La victime avait posté cette légende quelques heures plus tôt sur Instagram, accompagnée de photos prises sur le pont. Des vidéos rapidement devenues virales montrent le moment où elle est projetée, suivies de cris de témoins signalant la corde manquante. L'épaisse corde de sécurité gisait enroulée sur le sol du pont, juste à côté des moniteurs. La chute était d'environ 40 mètres et l'impact l'a tuée sur le coup.
Les arrestations et les versions des suspects
La police militaire a d'abord interpellé six personnes liées à l'événement, mais a ensuite relâché trois d'entre elles qui s'occupaient des bracelets et des harnais dans une tente voisine. Les trois hommes qui ont physiquement manipulé la victime (âgés de 27, 32 et 42 ans) restent en détention, soupçonnés d'homicide par négligence. Lors de leurs interrogatoires, ils ont déclaré être responsables de l'attache des cordes mais avoir subi un trou de mémoire soudain, incapables de se rappeler qui devait fixer l'équipement. Une source policière a déclaré à Globo que dans un sport aussi risqué, la sécurité aurait dû être vérifiée trois fois.
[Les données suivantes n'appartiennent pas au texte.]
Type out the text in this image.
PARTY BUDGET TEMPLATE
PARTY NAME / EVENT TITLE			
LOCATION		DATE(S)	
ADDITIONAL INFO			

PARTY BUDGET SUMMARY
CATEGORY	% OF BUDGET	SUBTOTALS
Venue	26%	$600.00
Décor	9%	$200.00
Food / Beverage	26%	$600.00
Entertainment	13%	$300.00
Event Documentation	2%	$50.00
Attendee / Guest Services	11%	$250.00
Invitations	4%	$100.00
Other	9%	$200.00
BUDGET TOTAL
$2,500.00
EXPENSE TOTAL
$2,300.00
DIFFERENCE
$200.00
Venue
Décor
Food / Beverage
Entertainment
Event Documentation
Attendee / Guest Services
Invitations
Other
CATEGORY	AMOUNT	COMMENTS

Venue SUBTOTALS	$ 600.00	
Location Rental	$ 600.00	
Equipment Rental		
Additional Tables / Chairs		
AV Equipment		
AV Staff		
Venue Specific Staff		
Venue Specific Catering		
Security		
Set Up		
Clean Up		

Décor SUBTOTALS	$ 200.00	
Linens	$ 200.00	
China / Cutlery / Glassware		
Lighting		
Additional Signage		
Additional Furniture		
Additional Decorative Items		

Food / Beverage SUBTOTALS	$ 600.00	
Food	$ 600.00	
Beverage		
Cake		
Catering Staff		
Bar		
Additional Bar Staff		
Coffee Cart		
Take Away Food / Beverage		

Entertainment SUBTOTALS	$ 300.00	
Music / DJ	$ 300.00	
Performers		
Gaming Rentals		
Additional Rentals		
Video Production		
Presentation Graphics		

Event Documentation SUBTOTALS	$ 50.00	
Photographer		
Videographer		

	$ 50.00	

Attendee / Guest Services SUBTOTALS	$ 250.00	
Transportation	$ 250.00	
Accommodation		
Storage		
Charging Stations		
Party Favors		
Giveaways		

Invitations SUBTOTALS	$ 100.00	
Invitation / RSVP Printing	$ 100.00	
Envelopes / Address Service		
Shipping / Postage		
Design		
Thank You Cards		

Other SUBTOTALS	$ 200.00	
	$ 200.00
- La victime publie une photo Instagram sur le pont en demandant qui l'a laissée sauter
- Le saut à la corde a lieu ; les moniteurs oublient d'attacher la corde de sécurité ; la victime meurt sur le coup
- Des vidéos circulent en ligne ; la police interpelle six personnes sur place
- La police annonce l'arrestation de trois hommes pour homicide par négligence ; la municipalité annonce qu'elle poursuivra le gouvernement fédéral
Lacunes de sécurité et réponse des entreprises
Les moniteurs faisaient vraisemblablement partie de groupes de pratiquants informels plutôt que d'une entreprise agréée, et la municipalité affirme qu'aucune autorisation n'existait pour des sauts commerciaux depuis le pont. Les uniformes visibles dans les images portaient les noms « Entre Cordas » et « Ih Voei », mais aucune de ces entités n'a publié de déclaration publique. L'avocat de la défense a qualifié l'affaire de tragédie, notant que les personnes impliquées ont des années de pratique sans antécédent d'accident.
Conséquences juridiques et politiques
L'administration municipale de Limeira a annoncé qu'elle poursuivrait le gouvernement fédéral, l'accusant de ne pas avoir supervisé, entretenu et contrôlé l'accès au pont. Dans un communiqué, la municipalité a déclaré qu'elle réclamait des mesures administratives depuis le début de l'année 2025 et que ce décès rendait l'inaction continue inacceptable. Parallèlement, l'enquête de la police civile examinera si les protocoles de sécurité obligatoires ont été respectés et qui encourt une responsabilité pénale.
Parcours de la victime
Maria Eduarda était titulaire de diplômes en éducation physique et en gestion du sport et partageait fréquemment sa routine de plein air sur les réseaux sociaux. Elle filmait elle-même son saut avec une caméra tenue à la main ; les enquêteurs n'ont pas retrouvé cet appareil. Les équipes de secours de la police militaire, des pompiers et du service mobile d'urgence ont réagi mais n'ont pu que constater le décès sur place.